Mon | Apr 29, 2024

Government scraps Golding chairmanship tradition

Published:Wednesday | September 30, 2020 | 12:20 AM
Bruce Golding had pushed for opposition chairmanship of parliamentary committees because of the need for transparency and accountability.
Bruce Golding had pushed for opposition chairmanship of parliamentary committees because of the need for transparency and accountability.

A more-than-decade-old practice of having opposition members chair all key oversight committees of Parliament in a bow to transparency has been discarded by the Holness administration.

Opposition chairmanship of the Public Accounts Committee and the Public Administration and Appropriations Committee (PAAC) – which was key to exposing the Petrojam and Caribbean Maritime University scandals – survive for now, with Mark Golding and Mikael Phillips to take over as chairmen, respectively.

But the chairmanship of four other key sessional committees that examine government policies and sector performances – Internal and External Affairs, Economy and Production, Human Resource and Social Development, and Infrastructure and Physical Development – will be headed by government MPs.

That overturns the practice Bruce Golding, the former prime minister of a Jamaica Labour Party administration, started in 2007 to improve Parliament’s oversight functions.

Leader of Opposition Business Phillip Paulwell and Spokesman on Finance Mark Golding led the charge for Prime Minister Andrew Holness to reconsider.

“We are today departing from an established policy and practice by a JLP administration which was a good practice,” Paulwell said during Tuesday evening’s meeting of the House of Representatives.

Golding, meanwhile, argued that although the practice was never formally included in the Standing Orders – Parliament’s rulebook, successive administrations maintained it.

He said the issue was even more important given the Government’s 35-seat majority in the House.

In an earlier response, Leader of Government Business Edmund Bartlett argued that most committees chaired by opposition members in the last term were ineffective.

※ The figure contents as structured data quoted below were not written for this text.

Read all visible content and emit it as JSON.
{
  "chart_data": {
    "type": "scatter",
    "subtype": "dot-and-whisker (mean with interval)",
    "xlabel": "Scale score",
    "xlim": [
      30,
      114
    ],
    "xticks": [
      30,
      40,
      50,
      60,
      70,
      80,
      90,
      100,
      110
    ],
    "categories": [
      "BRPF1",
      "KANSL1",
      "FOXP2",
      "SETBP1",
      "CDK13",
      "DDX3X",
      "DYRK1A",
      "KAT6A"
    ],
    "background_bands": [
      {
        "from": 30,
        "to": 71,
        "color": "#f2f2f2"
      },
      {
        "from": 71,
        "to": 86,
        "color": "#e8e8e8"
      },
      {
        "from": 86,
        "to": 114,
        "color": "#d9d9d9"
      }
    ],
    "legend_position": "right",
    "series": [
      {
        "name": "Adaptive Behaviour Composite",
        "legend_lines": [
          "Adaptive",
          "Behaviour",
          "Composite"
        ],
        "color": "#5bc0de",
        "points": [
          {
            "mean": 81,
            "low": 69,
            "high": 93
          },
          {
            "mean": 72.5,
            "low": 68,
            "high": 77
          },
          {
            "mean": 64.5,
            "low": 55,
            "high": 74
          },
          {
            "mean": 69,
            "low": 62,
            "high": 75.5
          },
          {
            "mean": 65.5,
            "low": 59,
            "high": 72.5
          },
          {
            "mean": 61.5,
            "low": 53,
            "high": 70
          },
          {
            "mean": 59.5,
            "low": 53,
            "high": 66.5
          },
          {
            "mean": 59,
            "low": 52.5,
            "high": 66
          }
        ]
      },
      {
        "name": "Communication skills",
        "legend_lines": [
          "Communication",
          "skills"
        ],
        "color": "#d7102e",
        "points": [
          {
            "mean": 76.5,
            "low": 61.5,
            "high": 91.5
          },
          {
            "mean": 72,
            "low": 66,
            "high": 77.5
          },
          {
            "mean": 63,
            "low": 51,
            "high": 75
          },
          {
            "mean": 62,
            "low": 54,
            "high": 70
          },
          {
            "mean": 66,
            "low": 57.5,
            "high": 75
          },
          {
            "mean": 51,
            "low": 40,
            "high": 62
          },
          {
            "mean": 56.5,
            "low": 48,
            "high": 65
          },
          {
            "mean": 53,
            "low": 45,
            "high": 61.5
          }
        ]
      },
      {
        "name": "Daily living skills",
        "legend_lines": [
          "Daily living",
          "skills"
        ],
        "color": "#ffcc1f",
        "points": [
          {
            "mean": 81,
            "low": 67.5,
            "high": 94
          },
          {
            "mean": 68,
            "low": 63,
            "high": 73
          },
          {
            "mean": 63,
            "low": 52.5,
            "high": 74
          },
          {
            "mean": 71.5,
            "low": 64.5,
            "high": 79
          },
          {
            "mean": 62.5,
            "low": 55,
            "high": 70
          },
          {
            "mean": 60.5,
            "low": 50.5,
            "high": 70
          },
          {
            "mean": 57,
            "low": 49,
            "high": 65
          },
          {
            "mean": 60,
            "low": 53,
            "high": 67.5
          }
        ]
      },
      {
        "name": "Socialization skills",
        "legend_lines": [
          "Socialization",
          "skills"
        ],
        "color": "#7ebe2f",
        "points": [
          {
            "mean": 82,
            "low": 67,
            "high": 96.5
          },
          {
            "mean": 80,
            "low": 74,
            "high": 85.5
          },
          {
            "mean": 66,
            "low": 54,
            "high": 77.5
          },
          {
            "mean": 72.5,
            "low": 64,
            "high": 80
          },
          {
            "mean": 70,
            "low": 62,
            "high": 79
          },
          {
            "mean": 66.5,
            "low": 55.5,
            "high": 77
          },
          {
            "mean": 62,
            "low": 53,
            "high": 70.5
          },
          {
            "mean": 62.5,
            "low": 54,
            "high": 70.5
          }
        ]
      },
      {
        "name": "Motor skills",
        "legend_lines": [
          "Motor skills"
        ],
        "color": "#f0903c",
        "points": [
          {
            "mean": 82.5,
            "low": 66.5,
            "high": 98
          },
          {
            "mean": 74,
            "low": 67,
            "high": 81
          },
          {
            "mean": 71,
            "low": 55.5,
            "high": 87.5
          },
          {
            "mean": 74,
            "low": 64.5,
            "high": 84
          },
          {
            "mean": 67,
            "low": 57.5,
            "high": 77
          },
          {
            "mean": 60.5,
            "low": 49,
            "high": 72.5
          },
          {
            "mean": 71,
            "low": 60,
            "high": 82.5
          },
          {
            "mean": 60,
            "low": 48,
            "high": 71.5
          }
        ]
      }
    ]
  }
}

Quoting statistics, Bartlett suggested that the PAAC was the only committee that averaged more than three meetings per year for the last five years.

Holness, despite acknowledging the impassioned pleas of his opposition colleagues and the “noble gesture” of the Golding practice, was not persuaded.

He argued that opposition members mostly showed interest in the PAAC and ignored the other committees where the outcomes were likely to be more favourable to the Government.

“They, Madam Speaker, have defeated, oversight. They are being hypocritical and trying to mislead the public because oversight is not merely, or only, or singularly on the fiduciary matters,” the prime minister said.